Be the biggest dreamer!
Yu Yu Hakusho
Oh, the days when a lot of anime stuck to one opening theme and identified itself with it!
Yusuke Urameshi and his gang showed us how to do a tournament saga right. I don’t know what to say, other than it shares a lot of Rurouni Kenshin’s qualities in being a shounen that has great writing, characters, and just plain badassery. Unlike Kenshin, though, Yusuke is sort of a straight example of a idiot hero, but his smartass personality never makes you want to facepalm at him and his stupidity. Yusuke is awesome. Plain and simple.
I loved this just as I loved Shoutaro Ishinomori’s other works, such as Kamen Rider.
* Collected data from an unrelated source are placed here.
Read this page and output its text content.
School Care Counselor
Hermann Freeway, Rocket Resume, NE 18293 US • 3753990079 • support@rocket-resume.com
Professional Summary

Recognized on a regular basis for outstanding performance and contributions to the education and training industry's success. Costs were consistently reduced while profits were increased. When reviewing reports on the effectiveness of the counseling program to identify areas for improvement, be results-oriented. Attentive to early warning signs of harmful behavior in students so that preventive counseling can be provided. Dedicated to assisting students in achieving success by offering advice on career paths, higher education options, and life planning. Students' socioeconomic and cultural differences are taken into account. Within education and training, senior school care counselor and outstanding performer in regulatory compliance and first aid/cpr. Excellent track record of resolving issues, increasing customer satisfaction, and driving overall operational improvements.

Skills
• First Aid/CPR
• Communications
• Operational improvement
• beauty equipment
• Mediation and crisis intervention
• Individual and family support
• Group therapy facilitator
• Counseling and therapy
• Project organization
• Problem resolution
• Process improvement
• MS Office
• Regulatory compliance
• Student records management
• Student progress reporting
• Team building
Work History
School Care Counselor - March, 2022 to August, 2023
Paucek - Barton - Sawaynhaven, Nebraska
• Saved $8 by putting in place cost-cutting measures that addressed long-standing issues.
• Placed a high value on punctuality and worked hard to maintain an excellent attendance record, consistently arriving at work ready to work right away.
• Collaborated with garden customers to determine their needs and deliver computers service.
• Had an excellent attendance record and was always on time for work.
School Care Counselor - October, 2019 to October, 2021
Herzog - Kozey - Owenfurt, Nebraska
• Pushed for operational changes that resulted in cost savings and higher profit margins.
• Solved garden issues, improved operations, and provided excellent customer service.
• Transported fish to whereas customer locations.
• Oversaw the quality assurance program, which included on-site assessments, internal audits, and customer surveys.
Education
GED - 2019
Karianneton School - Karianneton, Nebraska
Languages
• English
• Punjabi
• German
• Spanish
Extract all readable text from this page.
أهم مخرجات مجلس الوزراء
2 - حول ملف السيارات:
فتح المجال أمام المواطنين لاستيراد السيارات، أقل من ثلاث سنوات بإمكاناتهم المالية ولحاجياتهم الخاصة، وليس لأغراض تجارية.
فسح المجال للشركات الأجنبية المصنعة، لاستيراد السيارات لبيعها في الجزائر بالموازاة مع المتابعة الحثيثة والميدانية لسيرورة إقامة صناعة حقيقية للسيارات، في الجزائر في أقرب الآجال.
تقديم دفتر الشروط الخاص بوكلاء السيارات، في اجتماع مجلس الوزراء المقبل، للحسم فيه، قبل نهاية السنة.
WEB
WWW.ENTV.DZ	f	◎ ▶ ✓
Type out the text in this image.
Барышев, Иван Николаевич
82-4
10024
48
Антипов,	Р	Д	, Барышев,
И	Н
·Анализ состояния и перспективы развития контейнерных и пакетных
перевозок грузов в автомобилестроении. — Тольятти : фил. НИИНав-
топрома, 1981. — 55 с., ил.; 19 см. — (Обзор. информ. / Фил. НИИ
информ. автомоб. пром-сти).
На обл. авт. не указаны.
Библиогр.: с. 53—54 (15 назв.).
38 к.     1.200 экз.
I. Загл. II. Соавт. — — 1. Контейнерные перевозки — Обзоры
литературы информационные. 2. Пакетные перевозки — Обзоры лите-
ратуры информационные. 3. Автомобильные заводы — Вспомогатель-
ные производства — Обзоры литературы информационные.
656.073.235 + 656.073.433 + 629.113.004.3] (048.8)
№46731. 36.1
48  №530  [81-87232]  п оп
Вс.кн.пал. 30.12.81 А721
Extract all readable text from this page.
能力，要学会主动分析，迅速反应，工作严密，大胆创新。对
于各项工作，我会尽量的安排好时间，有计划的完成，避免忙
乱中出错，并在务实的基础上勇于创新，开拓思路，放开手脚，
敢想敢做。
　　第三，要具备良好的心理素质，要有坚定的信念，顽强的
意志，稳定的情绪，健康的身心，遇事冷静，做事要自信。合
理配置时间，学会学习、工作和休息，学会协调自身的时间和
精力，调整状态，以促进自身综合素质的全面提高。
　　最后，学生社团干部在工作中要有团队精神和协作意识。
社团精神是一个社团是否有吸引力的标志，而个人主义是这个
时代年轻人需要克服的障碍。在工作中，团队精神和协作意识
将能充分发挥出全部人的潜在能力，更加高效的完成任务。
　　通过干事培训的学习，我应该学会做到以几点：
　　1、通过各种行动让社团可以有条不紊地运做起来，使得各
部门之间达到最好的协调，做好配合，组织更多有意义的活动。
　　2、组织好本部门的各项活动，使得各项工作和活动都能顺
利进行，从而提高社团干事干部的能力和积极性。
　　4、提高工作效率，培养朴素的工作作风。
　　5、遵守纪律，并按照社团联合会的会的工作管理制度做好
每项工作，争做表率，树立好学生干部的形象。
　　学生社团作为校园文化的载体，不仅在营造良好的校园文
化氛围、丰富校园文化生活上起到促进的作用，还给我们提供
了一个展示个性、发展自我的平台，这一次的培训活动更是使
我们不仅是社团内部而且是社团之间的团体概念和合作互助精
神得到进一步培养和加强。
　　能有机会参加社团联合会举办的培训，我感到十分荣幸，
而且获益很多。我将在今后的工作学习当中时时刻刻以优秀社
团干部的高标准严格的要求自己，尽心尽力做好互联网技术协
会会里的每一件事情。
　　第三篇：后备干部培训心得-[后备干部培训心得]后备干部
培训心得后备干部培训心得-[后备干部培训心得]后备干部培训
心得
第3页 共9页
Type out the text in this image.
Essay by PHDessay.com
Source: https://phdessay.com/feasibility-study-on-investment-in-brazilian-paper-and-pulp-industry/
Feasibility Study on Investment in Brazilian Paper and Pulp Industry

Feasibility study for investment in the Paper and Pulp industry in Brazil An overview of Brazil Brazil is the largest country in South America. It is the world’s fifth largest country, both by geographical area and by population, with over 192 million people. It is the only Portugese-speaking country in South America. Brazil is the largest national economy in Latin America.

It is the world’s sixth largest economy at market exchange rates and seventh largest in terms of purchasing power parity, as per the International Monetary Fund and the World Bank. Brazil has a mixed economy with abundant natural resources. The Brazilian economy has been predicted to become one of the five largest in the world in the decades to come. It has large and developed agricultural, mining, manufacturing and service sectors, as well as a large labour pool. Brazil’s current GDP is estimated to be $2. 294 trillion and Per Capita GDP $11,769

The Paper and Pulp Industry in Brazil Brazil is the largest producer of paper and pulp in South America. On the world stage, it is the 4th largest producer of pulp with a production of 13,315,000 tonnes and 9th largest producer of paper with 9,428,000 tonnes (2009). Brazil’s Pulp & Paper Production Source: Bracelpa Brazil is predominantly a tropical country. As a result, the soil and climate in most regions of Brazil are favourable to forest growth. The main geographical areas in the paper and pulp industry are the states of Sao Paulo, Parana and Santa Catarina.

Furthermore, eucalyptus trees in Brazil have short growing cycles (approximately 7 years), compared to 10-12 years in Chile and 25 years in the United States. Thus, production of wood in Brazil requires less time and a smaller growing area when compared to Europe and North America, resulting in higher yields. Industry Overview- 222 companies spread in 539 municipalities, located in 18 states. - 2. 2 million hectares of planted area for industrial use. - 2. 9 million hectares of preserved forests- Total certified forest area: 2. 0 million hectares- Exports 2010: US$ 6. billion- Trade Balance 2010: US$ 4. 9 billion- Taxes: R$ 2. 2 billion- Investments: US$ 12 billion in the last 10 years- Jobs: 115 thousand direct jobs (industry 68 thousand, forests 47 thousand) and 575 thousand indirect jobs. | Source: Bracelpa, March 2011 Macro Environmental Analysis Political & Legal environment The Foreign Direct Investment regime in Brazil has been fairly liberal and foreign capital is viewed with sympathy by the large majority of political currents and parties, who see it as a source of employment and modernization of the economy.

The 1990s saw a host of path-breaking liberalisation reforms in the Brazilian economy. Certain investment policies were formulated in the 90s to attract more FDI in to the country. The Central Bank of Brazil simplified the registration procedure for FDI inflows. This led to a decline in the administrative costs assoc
It had an awesome dub, and all the basic things that made all of Ishinomori’s stories so good were there, such as losing your humanity to fight for the greater good. You can say that this was my first glimpse of what Japanese superheroes were really like.
The ending theme was catchy as well.
Kind of self-explanatory, isn’t it? Unlike others though, I actually grew up with the Japanese version that aired on the Internation Channel, back when that broadcasting station was still alive. I watched the dubbed version at the same time since I didn’t understand Japanese (not a good move since FUNimation used to be terrible company back then), but I much preferred the music, voices, and awesome screaming the Japanese version had to offer. No one can beat Takeshi Kusao as Trunks!